The hunt ended when Crowley and the boys realized that the current owner of the First Blade was Magnus, a man who'd quit the Men of Letters back in the 1950s shortly before they'd all been murdered. Magnus was an amazing character. Dapper in his Mad Men-era attire and well-appointed drawing room (located in an INVISIBLE MANSION in the woods), he also had a fully stocked "zoo" full of every mythological creature and an array of incredible artifacts. Unfortunately, when the Winchesters confronted him with their request for the blade, he took one look at Dean's Mark of Cain and decided to collect HIM as well. Not a great move on Magnus's part, as Sam and Crowley re-invaded the invisible mansion, freed Dean, and then watched as Dean used that fully activated weapon for the first time. Man, that jawbone can really sever a head! The only downside seemed to be that Dean began to eye Sam with the wrath of a murder-minded brother, so that will probably not be a great situation later on. Even worse for the Winchesters, Crowley immediately realized that it was only a matter of time before the brothers used the blade to murder him, so he stole the blade and disappeared until such time as Dean could capture Abaddon for execution purposes. Classic Crowley!

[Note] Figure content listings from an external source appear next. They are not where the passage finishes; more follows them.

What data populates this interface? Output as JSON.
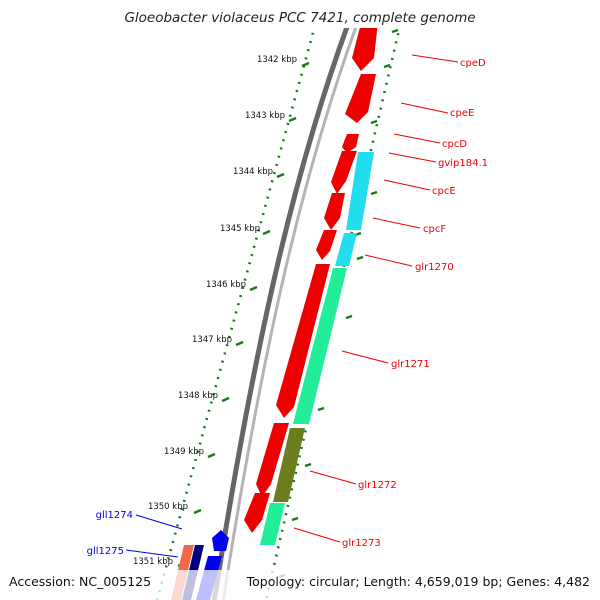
{
  "title": "Gloeobacter violaceus PCC 7421, complete genome",
  "accession_text": "Accession: NC_005125",
  "summary_text": "Topology: circular; Length: 4,659,019 bp; Genes: 4,482",
  "colors": {
    "forward_gene": "#ee0000",
    "reverse_gene": "#0000ee",
    "backbone": "#777777",
    "tick": "#1a7a1a",
    "cyan_feature": "#22ddee",
    "green_feature": "#22ee99",
    "olive_feature": "#6b7d1e",
    "salmon_feature": "#f06a4a"
  },
  "ticks": [
    {
      "label": "1342 kbp"
    },
    {
      "label": "1343 kbp"
    },
    {
      "label": "1344 kbp"
    },
    {
      "label": "1345 kbp"
    },
    {
      "label": "1346 kbp"
    },
    {
      "label": "1347 kbp"
    },
    {
      "label": "1348 kbp"
    },
    {
      "label": "1349 kbp"
    },
    {
      "label": "1350 kbp"
    },
    {
      "label": "1351 kbp"
    }
  ],
  "forward_genes": [
    {
      "label": "cpeD"
    },
    {
      "label": "cpeE"
    },
    {
      "label": "cpcD"
    },
    {
      "label": "gvip184.1"
    },
    {
      "label": "cpcE"
    },
    {
      "label": "cpcF"
    },
    {
      "label": "glr1270"
    },
    {
      "label": "glr1271"
    },
    {
      "label": "glr1272"
    },
    {
      "label": "glr1273"
    }
  ],
  "reverse_genes": [
    {
      "label": "gll1274"
    },
    {
      "label": "gll1275"
    }
  ]
}
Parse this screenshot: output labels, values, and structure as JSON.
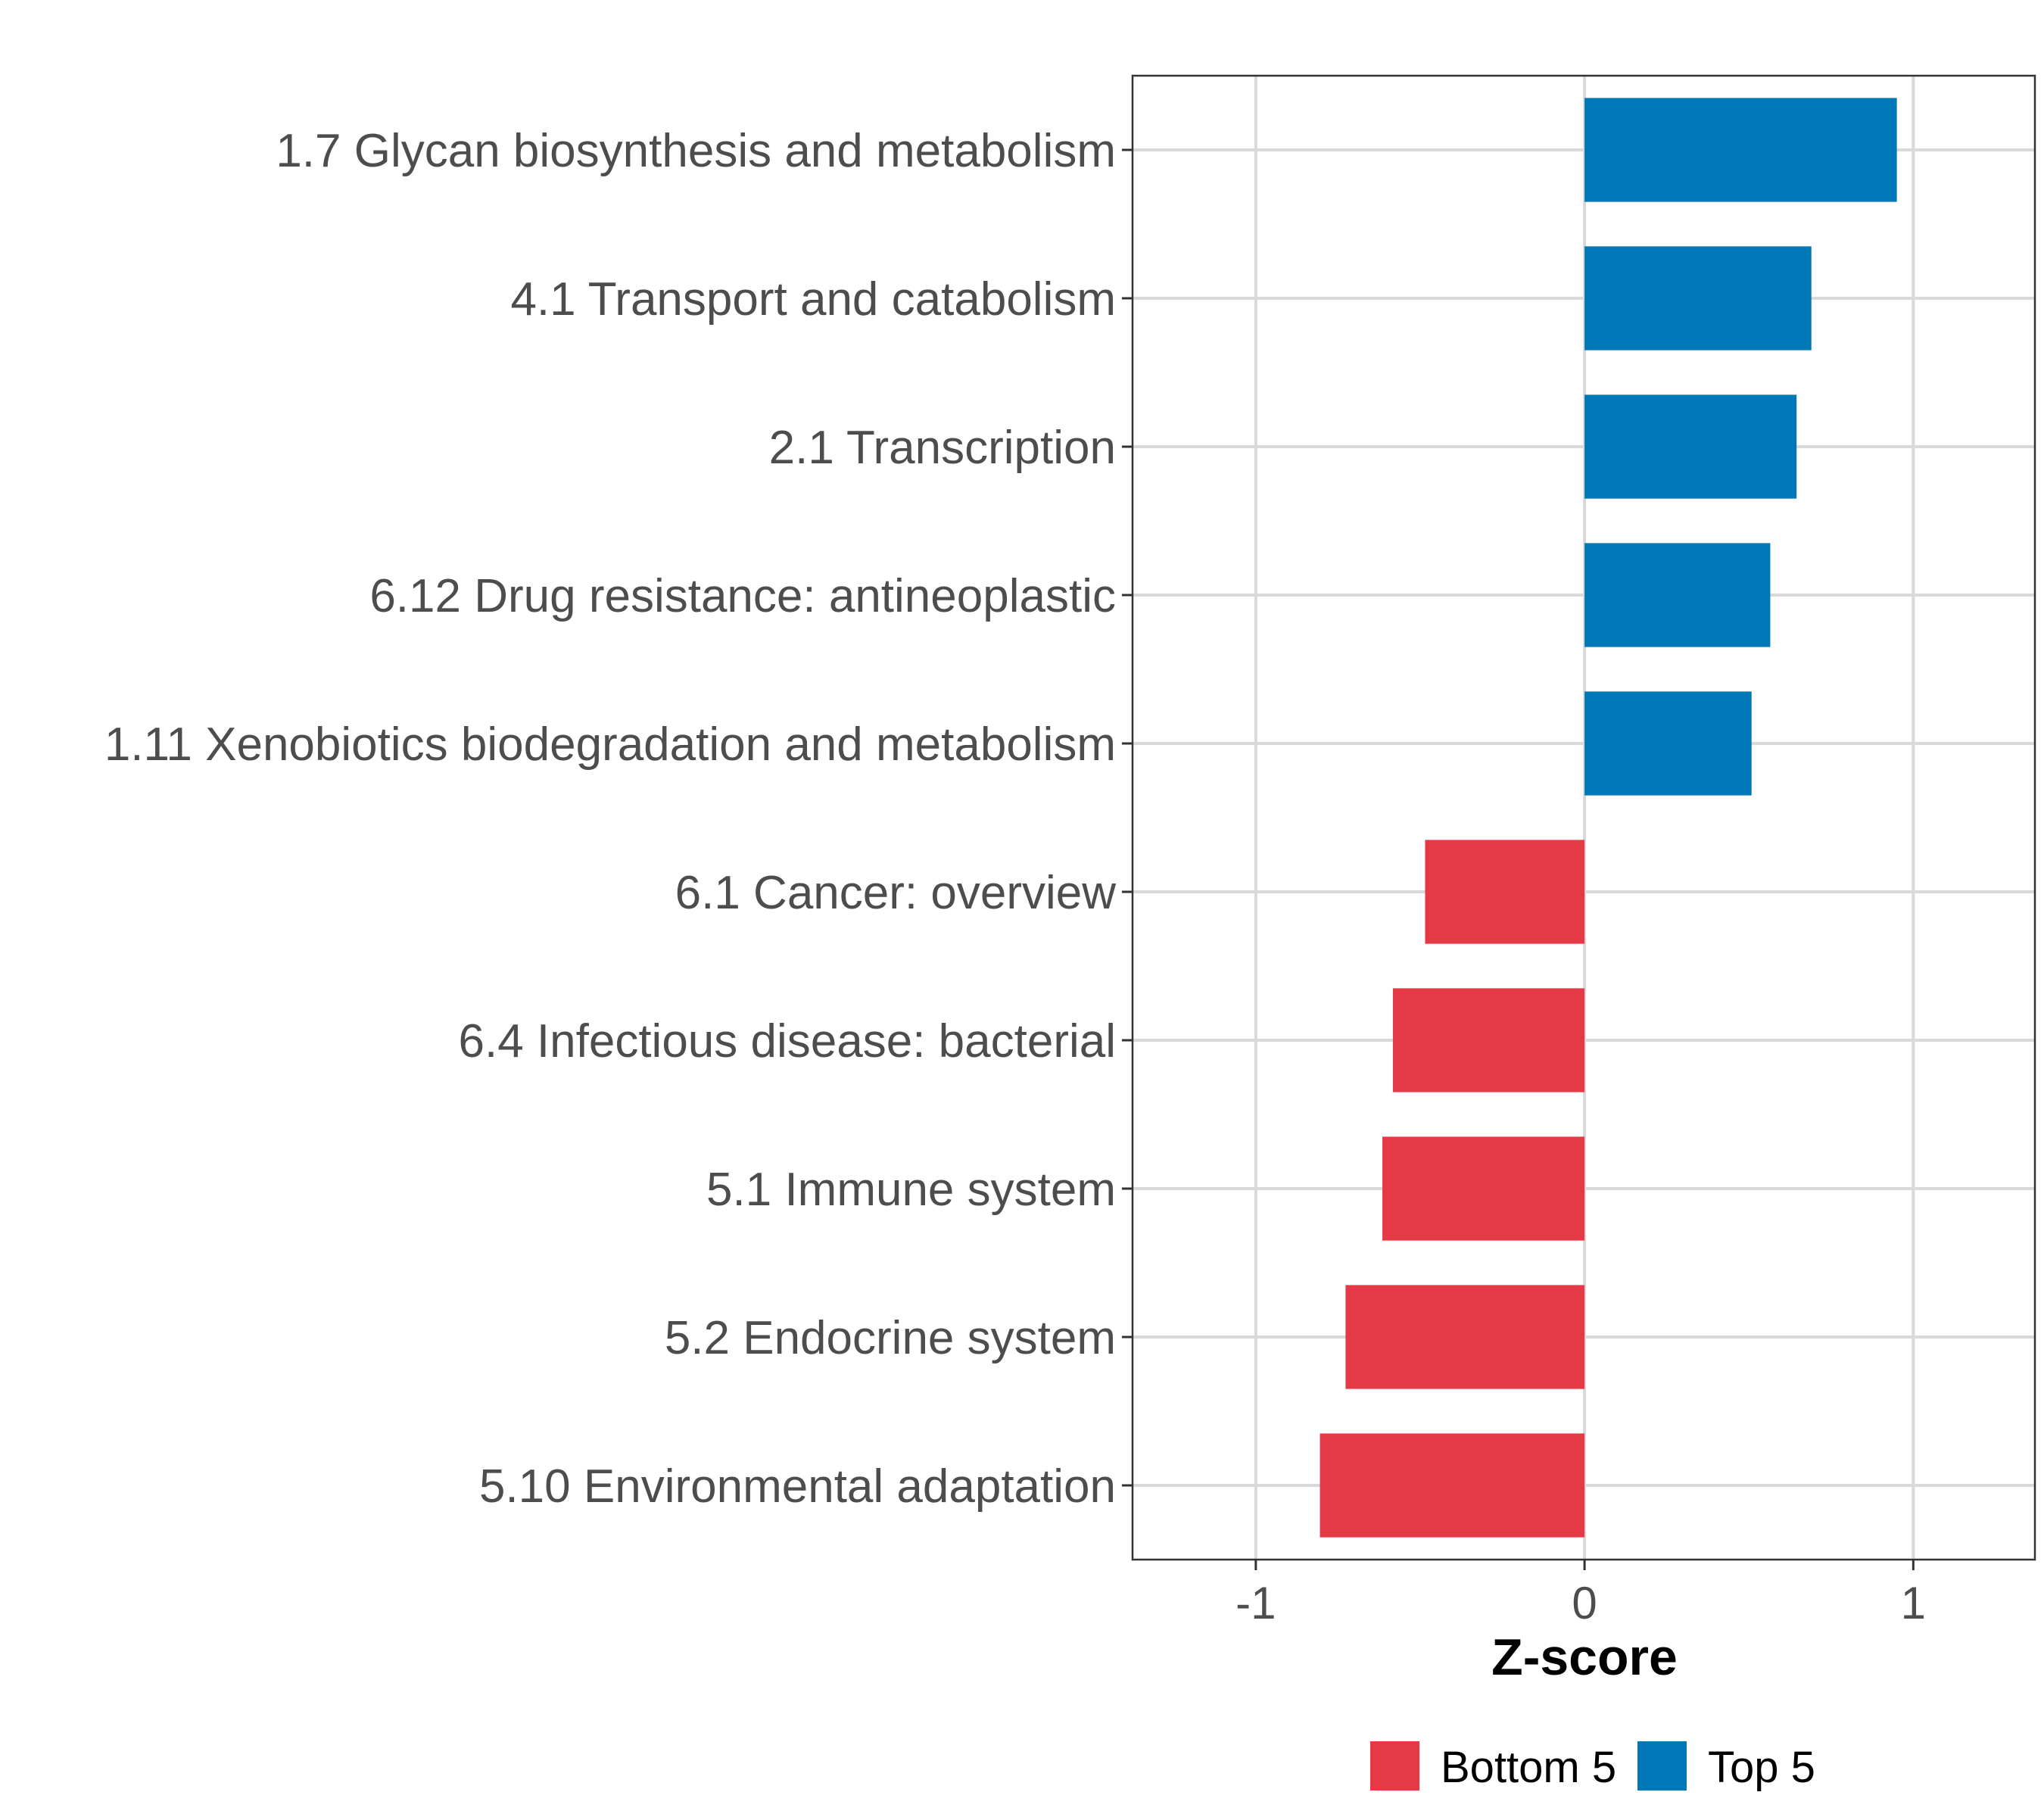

It's this last beat that finally revealed the overall story path from Crowley the Junkie to Crowley the King. He'd been at his rock-bottom after a series of unusual defeats, but thanks to the Winchesters, he was back at full steam (and to be honest, that final betrayal DID make logical sense). This whole enemy-of-my-enemy relationship between the Winchesters and Crowley is one of the most compelling dynamics this series has seen, and as long as Supernatural keeps Crowley constantly on the verge of redemption, I see no end to its emotional rewards. Oh, and the best thing about this last scene? No whiny Winchester melodramatics. Just the two of them, slack-jawed at Crowley's disappearance, and then bam! End titles. Maybe a final conversation was cut due to the past few episodes' re-ordering, or maybe there never was one. Either way, it's these unexpected variations to the format I applaud. Nothing's less scary or less entertaining than something you know to expect, so points to Supernatural for going a different route this time.
"Blade Runners" was everything we needed from an episode of Supernatural. Character dynamics, unexpected team-ups, a Lou Reed song, a surprising treasure hunt, a great villain, and most importantly, SURPRISES. It's probably too much to hope that Supernatural continues to embrace non-formula (not every show can be Breaking Bad), but we should still appreciate the unexpected whenever we can, especially as the season builds to its finale. Like a pony getting a glass pipe slapped out of its mouth, it was definitely time for Supernatural to quit playing games and take us home.